Read a Parquet file into a table

deephaven.parquet.read reads a Parquet file into Deephaven as a table. A number of input parameters can be used, however, only one is required if the file is stored locally:

  • path: The Parquet file to read. In this case, it's /data/grades_GZIP.parquet.
note

For more information on the file path, see Docker data volumes.

from deephaven.parquet import read

result = read("/data/grades_GZIP.parquet")

There are a number of optional input parameters that can be used when reading from Parquet. For more information, see read.

Read a file from AWS S3

Deephaven supports reading Parquet files from two places: your local filesystem, and AWS S3. The following code block reads a public Parquet dataset from an AWS S3 bucket. To do so, deephaven.experimental.s3 is used to specify how the read is done.

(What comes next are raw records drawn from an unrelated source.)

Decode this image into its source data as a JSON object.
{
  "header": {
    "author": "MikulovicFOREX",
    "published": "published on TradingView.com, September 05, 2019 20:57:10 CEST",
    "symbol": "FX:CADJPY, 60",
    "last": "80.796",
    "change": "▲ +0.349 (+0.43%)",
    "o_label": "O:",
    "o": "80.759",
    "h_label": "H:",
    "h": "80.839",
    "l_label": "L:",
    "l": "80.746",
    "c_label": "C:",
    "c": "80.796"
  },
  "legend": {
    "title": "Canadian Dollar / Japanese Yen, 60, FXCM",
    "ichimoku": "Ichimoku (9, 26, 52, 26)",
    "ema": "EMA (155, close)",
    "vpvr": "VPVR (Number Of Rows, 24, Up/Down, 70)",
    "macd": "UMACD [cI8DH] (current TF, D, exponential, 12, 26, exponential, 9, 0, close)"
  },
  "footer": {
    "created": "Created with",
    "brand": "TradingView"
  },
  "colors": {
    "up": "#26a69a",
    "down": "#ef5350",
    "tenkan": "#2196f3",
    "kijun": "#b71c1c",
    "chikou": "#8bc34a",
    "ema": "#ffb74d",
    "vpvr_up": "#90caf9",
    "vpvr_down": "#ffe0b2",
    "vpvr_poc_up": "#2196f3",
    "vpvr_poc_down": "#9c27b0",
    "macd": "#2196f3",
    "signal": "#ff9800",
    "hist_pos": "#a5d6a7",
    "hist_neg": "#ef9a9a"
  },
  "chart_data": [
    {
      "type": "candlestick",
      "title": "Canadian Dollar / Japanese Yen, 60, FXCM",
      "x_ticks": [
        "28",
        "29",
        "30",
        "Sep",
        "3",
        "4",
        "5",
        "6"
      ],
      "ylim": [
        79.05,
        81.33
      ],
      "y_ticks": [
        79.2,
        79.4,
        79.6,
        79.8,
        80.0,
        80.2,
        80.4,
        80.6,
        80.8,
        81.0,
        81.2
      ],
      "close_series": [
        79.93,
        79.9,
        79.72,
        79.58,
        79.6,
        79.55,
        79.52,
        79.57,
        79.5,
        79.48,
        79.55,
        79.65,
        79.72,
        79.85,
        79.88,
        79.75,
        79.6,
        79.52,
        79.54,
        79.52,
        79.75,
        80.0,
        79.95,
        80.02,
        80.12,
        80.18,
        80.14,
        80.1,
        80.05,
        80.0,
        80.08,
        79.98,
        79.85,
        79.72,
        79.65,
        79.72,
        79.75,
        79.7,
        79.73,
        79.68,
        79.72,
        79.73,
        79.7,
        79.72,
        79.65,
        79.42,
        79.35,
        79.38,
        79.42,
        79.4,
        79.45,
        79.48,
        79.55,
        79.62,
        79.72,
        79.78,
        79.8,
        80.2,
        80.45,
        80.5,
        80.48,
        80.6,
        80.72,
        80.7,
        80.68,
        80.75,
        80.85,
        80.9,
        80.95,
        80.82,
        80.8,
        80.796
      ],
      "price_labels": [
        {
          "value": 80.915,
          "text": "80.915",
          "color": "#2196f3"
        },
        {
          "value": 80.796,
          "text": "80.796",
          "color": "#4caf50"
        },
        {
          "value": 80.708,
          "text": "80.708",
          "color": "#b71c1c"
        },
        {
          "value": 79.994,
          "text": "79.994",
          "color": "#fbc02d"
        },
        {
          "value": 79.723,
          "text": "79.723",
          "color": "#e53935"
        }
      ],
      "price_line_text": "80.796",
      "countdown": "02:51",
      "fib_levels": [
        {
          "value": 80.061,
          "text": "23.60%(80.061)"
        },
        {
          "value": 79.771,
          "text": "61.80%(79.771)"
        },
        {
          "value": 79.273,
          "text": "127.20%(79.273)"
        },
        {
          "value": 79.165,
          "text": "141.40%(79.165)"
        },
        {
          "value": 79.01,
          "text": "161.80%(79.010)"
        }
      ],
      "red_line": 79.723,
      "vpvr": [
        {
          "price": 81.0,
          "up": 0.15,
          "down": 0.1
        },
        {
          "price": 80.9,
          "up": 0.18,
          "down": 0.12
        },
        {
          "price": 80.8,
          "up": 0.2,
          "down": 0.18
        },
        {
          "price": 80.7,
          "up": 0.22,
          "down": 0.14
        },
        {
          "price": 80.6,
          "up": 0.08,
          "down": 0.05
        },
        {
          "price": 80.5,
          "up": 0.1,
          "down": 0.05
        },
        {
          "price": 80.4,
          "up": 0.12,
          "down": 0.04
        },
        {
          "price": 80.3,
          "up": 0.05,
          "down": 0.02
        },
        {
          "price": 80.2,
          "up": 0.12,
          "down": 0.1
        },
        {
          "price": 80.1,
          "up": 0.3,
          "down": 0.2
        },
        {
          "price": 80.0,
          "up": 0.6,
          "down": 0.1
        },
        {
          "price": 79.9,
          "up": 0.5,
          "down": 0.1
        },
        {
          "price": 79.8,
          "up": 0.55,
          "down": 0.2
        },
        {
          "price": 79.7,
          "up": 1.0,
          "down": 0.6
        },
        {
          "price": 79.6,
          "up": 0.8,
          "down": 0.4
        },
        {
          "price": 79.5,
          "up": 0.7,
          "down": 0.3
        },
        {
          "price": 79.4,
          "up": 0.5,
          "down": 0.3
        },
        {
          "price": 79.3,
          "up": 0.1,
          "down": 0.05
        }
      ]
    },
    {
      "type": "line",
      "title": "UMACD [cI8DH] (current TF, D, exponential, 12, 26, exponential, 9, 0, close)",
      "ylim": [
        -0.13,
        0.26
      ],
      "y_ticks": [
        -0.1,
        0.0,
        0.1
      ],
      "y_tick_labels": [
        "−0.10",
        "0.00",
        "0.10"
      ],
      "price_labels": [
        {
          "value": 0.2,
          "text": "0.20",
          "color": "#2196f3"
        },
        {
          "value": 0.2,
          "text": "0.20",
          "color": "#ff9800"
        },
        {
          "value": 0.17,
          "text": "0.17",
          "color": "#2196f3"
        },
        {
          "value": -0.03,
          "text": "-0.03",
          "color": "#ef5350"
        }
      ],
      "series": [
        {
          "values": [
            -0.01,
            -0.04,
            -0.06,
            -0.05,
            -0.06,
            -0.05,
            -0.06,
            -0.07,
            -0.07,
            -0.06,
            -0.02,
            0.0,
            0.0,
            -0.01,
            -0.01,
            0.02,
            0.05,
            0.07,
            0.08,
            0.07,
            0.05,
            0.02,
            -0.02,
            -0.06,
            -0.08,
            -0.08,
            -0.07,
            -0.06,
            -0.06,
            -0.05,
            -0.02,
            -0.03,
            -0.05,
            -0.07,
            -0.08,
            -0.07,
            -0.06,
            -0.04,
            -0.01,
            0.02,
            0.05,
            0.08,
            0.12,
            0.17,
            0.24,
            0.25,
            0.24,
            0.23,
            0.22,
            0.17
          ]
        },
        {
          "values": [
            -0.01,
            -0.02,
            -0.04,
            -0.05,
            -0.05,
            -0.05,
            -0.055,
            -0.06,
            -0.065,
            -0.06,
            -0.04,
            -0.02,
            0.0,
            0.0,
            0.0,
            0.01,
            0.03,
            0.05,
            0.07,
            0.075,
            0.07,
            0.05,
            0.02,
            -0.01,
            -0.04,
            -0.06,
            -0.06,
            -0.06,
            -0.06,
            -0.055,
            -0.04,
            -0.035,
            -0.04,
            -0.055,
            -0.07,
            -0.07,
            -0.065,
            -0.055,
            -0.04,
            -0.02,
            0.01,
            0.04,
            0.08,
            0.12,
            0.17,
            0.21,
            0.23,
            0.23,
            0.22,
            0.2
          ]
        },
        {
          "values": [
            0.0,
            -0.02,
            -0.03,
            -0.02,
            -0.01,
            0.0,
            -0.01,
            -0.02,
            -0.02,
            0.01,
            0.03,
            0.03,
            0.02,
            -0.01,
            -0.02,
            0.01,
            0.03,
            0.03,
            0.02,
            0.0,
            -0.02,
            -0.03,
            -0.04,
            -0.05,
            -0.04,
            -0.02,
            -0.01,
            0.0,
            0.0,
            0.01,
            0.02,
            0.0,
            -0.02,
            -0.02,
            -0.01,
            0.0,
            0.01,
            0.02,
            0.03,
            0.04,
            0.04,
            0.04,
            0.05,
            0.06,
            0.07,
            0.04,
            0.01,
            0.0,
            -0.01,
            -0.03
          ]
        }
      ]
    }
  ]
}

from deephaven import parquet
from deephaven.experimental import s3
from datetime import timedelta

drivestats = parquet.read(
"s3://drivestats-parquet/drivestats/year=2023/month=02/2023-02-1.parquet",
special_instructions=s3.S3Instructions(
region_name="us-west-004",
endpoint_override="https://s3.us-west-004.backblazeb2.com",
anonymous_access=True,
read_ahead_count=8,
fragment_size=65536,
read_timeout=timedelta(seconds=10),
),
)

The following input parameters are specified in the example. Only the first (region_name) is required:

  • region_name: This mandatory parameter defines the region name of the AWS S3 bucket where the Parquet data exists.
  • endpoint_override: The endpoint to connect to. The default is None.
  • anonymous_access: A boolean indicating to use anonymous credentials. The default is False.
  • read_ahead_count: The number of fragments that are asynchronously read ahead of the current fragment as the current fragment is being read. The default is 1.
  • fragment_size: The maximum size of each fragment to read in bytes. The default is 5 MB.
  • read_timeout: The amount of time it takes to time out while reading a fragment. The default is 2 seconds.

The following optional input parameters are not specified in the example, but can be used:

  • max_concurrent_requests: The maximum number of concurrent requests to make to S3. The default is 50.
  • max_cache_size: The maximum number of fragments to cache in memory while reading. The default is 32.
  • connection_timeout: The amount of time to wait for a successful S3 connection before timing out. The default is 2 seconds.
  • access_key_id: The access key for reading files. If set, secret_access_key must also be set.
  • secret_access_key: The secret access key for reading files.